We generally omit any multiplication signs that are not strictly necessary.

\text{Items} = 28(p+2f+5c)

The Distributive Property of Multiplication means that when faced with a term multiplying other terms inside parentheses, the outside term multiplies with each of the terms inside the parentheses.

So the teacher needs 28 class photos, 56 party favors and 140 pieces of candy.

The Distributive Property works when we have numbers inside the parentheses.
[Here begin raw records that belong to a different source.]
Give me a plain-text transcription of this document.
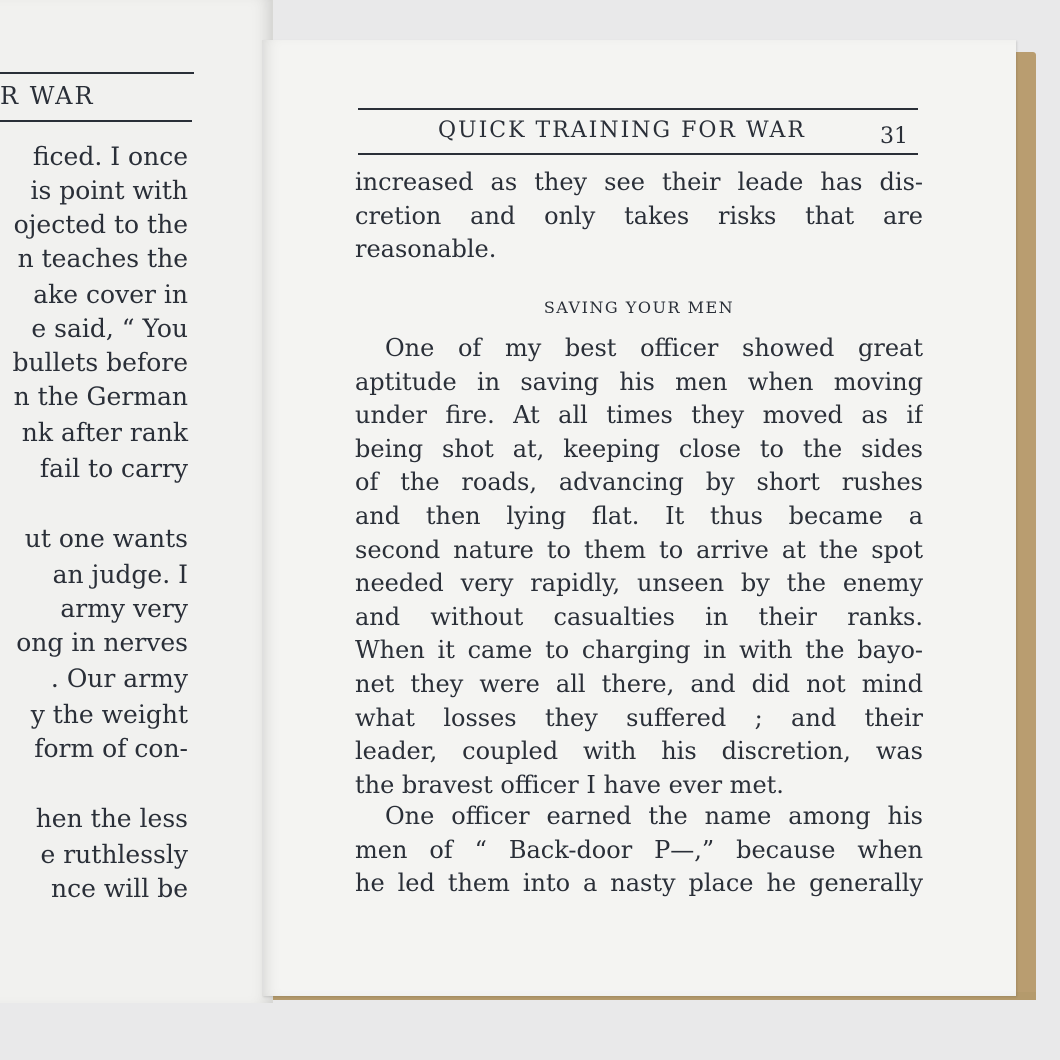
R WAR
ficed. I once
is point with
ojected to the
n teaches the
ake cover in
e said, “ You
bullets before
n the German
nk after rank
fail to carry
ut one wants
an judge. I
army very
ong in nerves
. Our army
y the weight
form of con-
hen the less
e ruthlessly
nce will be
QUICK TRAINING FOR WAR	31
increased as they see their leade has dis-
cretion and only takes risks that are
reasonable.
SAVING YOUR MEN
One of my best officer showed great
aptitude in saving his men when moving
under fire. At all times they moved as if
being shot at, keeping close to the sides
of the roads, advancing by short rushes
and then lying flat. It thus became a
second nature to them to arrive at the spot
needed very rapidly, unseen by the enemy
and without casualties in their ranks.
When it came to charging in with the bayo-
net they were all there, and did not mind
what losses they suffered ; and their
leader, coupled with his discretion, was
the bravest officer I have ever met.
One officer earned the name among his
men of “ Back-door P—,” because when
he led them into a nasty place he generally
You can see this by looking at a simple problem and considering the Order of Operations.

Example 1

Determine the value of 11(2 + 6) using both Order of Operations and the Distributive Property.

First, we consider the problem with the Order of Operations – PEMDAS dictates that we evaluate the amount inside the parentheses first.

Solution

11(2 + 6) = 11(8) = 88

Next we will use the Distributive Property. We multiply the 11 by each term inside the parentheses.

Solution

11(2 + 6) = 11(2) + 11(6) = 22 + 66 = 88

Example 2

Determine the value of 11(2 - 6) using both the Order of Operations and the Distributive Property.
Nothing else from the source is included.